Over the course of the 75-minute production, a five-woman cast recreates the personal stories of women who served as Army nurses, WACs, WAVES and Red Cross volunteers. The play follows the women from recruitment and basic training through work assignments in the United States and overseas, to the end of the war. Stories of love and adventure, patriotism and sacrifice, discrimination and loss reveal how these "star spangled girls" became pioneers in the women's movement.
The play is free and open to the public and is co-presented by the League of Women Voters of Orange-Durham-Chatham. For more information, call Marian Fragola at 560-0268 or visit www.durhamcountylibrary.org.
Society to honor Mark L. Bradley
LEXINGTON Ky. -- University Press of Kentucky author Mark L. Bradley was recently selected as the recipient of the North Caroliniana Society's 2009 North Caroliniana Book Award for his book "Bluecoats & Tar Heels: Soldiers and Civilians in Reconstruction North Carolina."
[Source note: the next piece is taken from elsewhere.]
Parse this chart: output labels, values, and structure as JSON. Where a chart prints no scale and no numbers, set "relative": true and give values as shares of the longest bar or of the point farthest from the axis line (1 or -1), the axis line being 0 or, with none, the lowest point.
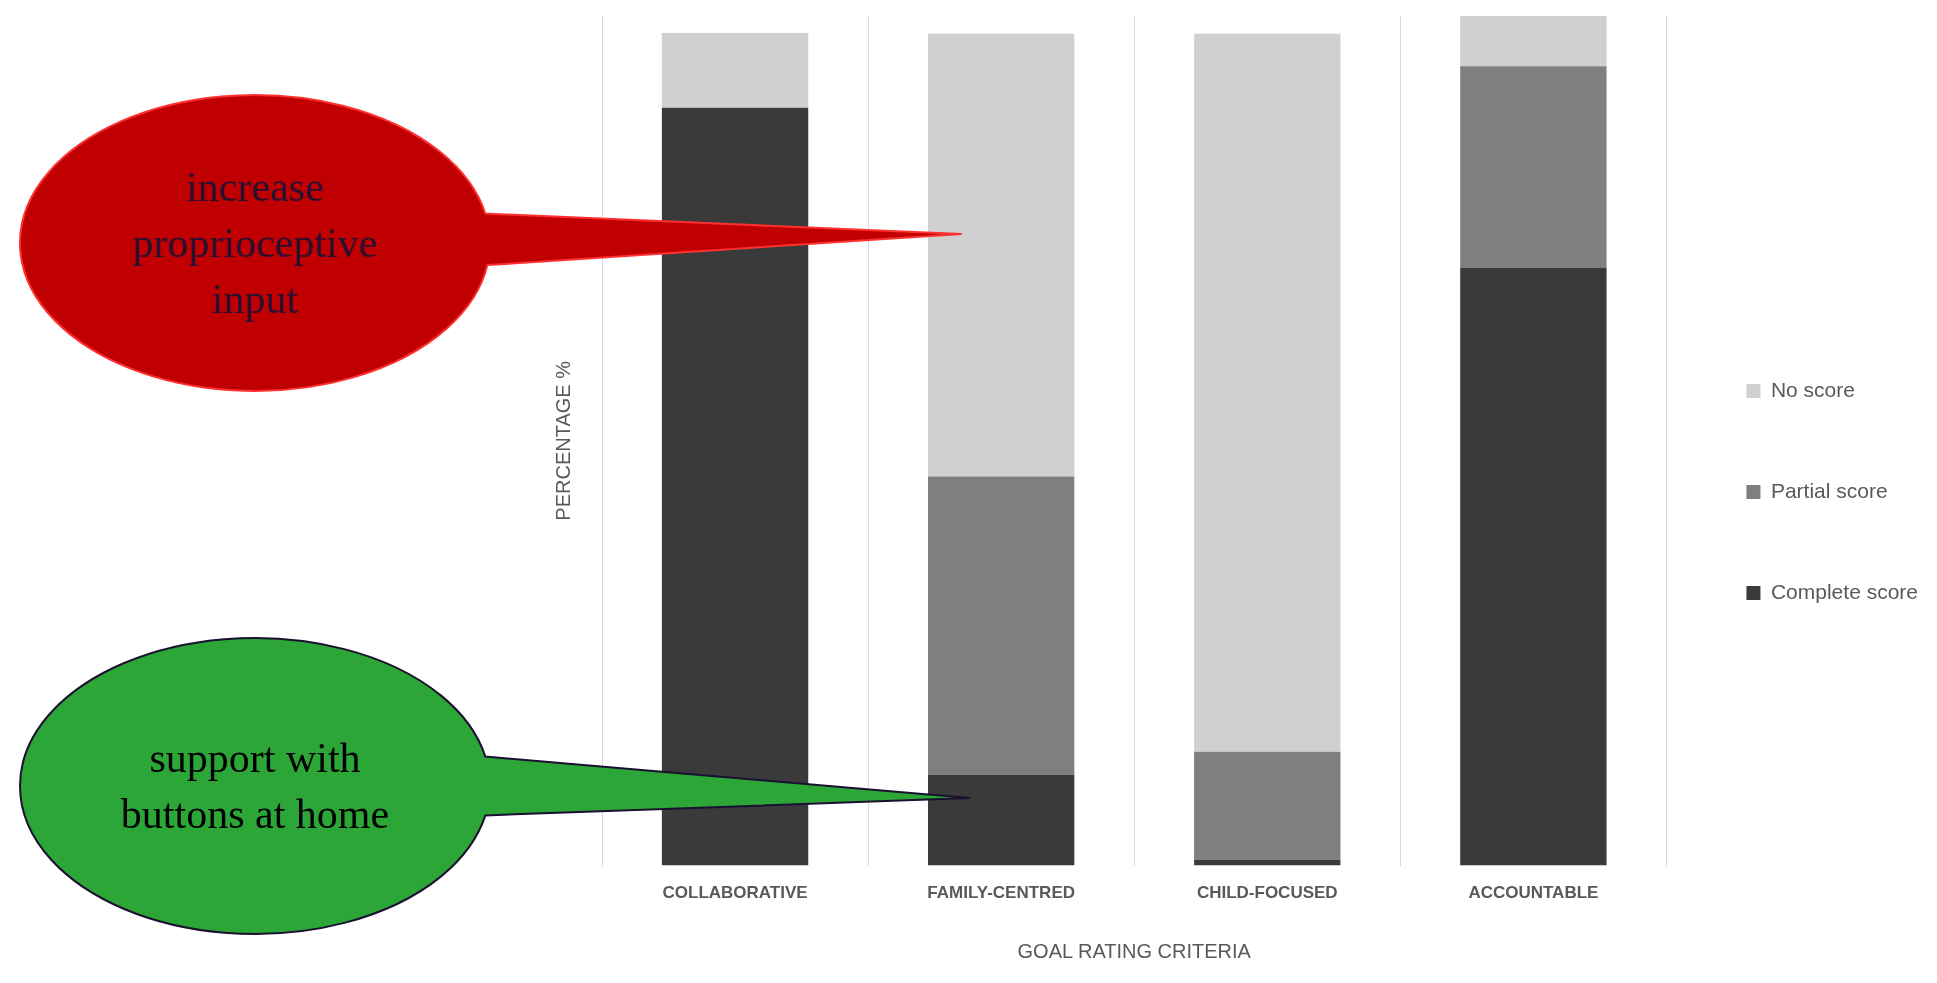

In "Bluecoats and Tar Heels," Bradley tells the story of the U.S. Army's lengthy occupation of North Carolina after the Civil War, during a time of intense political instability and social unrest. Bradley's study examines military efforts to stabilize the region in the face of opposition from both ordinary citizens and terrorist organizations such as the Regulators and the Ku Klux Klan.
Bradley, staff historian at the U.S. Army Center of Military History in Washington, D.C., is the author of "Last Stand in the Carolinas: The Battle of Bentonville" and "This Astonishing Close: The Road to Bennett Place," which was a finalist for the 2001 Lincoln Prize.
He will be announced as the winner of the North Caroliniana Society's annual meeting at the University of North Carolina at Chapel Hill May 21.
Hosler to read from memoir
Author Mark Hosler will sign copies of his memoir "Shackles of Faith: Escape from a Backwoods Cult," March 19 at 2 p.m. at Fitch Creations, 2000 Fearrington Village, Pittsboro.
"Shackles of Faith" is Hosler's account of how he was excommunicated from a religious cult for questioning his pastor's ways.